E.M. Remarque
Stoßen und Stöhnen – dann wurde es still.
»Wir hätten nicht anfangen sollen zu rauchen«, sagte Lebenthal.
»Stimmt. Habt ihr die anderen Zigaretten versteckt?«
»Schon längst.«
»Wir hätten auch die erste sparen sollen. Aber wenn so was passiert ...«
509 war plötzlich völlig erschöpft. »Bucher«, fragte er noch. »Hast du es auch
gehört?«
»Ja ...«
509 fühlte den weichen Schwindel stärker werden; über den Rhein, dachte er und
spürte den Rauch der Zigarette in seinen Lungen.

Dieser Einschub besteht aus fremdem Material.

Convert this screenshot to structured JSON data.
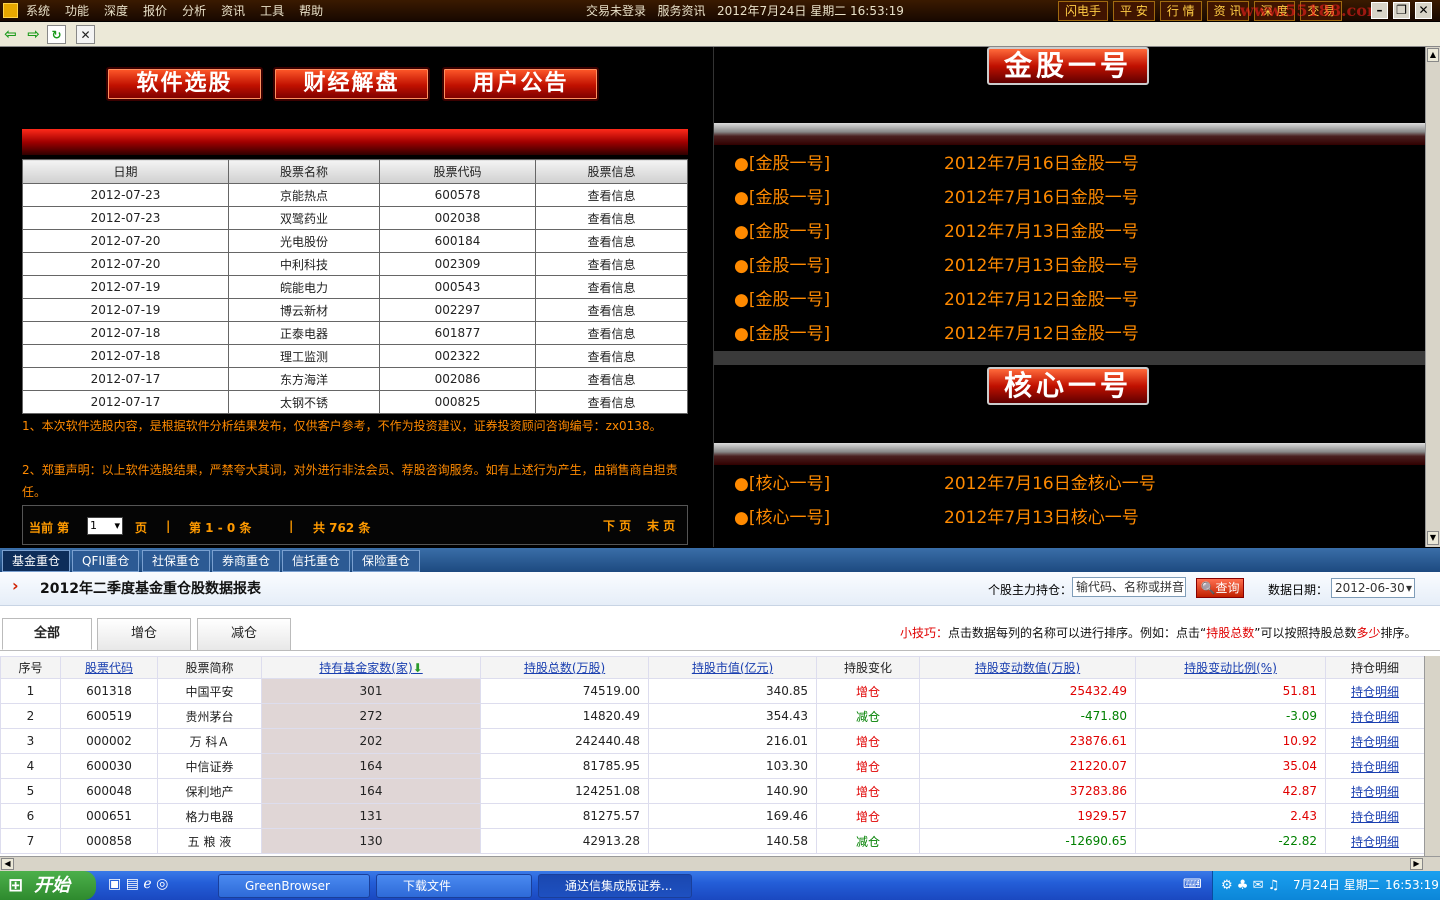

Vor kurzem hatte er das schon
einmal gespürt, erinnerte er sich – aber wann? Rauch, gierig sich ein pressend,
qualvoll und unwiderstehlich. Neubauer, ja, der Rauch der Zigarre; während er
auf dem nassen Boden gelegen hatte. Es schien schon weit weg zu sein, und nur
einen Augenblick zuckte Angst hindurch, dann verschwamm es, und da war ein
anderer Rauch, der Rauch der Stadt, der durch den Stacheldraht gedrungen war,
Rauch der Stadt, Rauch vom Rhein – und plötzlich war ihm, als läge er auf einer
nebligen Wiese, die sich neigte und neigte, und alles wurde sehr sanft und zum
ersten Male ohne Furcht dunkel.
VIII
D ie Latrine war
überfüllt mit Skeletten. Eine lange Reihe stand an und schrie den anderen zu,
rasch zu machen. Ein Teil der Wartenden lag auf der Erde und wand sich in
Krämpfen.
Andere hockten angstvoll nahe den Wänden und entleerten sich, wenn sie sich
nicht mehr halten konnten. Ein Mann stand aufrecht da, wie ein Storch, ein
Knochenbein hochgezogen, einen Arm gegen die Barackenwand gestützt, und starrte
mit offenem Mund ins Weite. Er stand eine Zeitlang so; dann fiel er tot um. Das
kam manchmal vor: Skelette, die kaum noch kriechen konnten, richteten sich
plötzlich mühevoll auf; standen eine Weile mit leeren Augen da und fielen tot
um, als sei ihr letzter Wunsch vor dem Ende gewesen, noch einmal aufrecht wie
ein Mensch dazustehen.
Lebenthal trat vorsichtig über das tote Skelett hinweg und ging dem Eingang zu.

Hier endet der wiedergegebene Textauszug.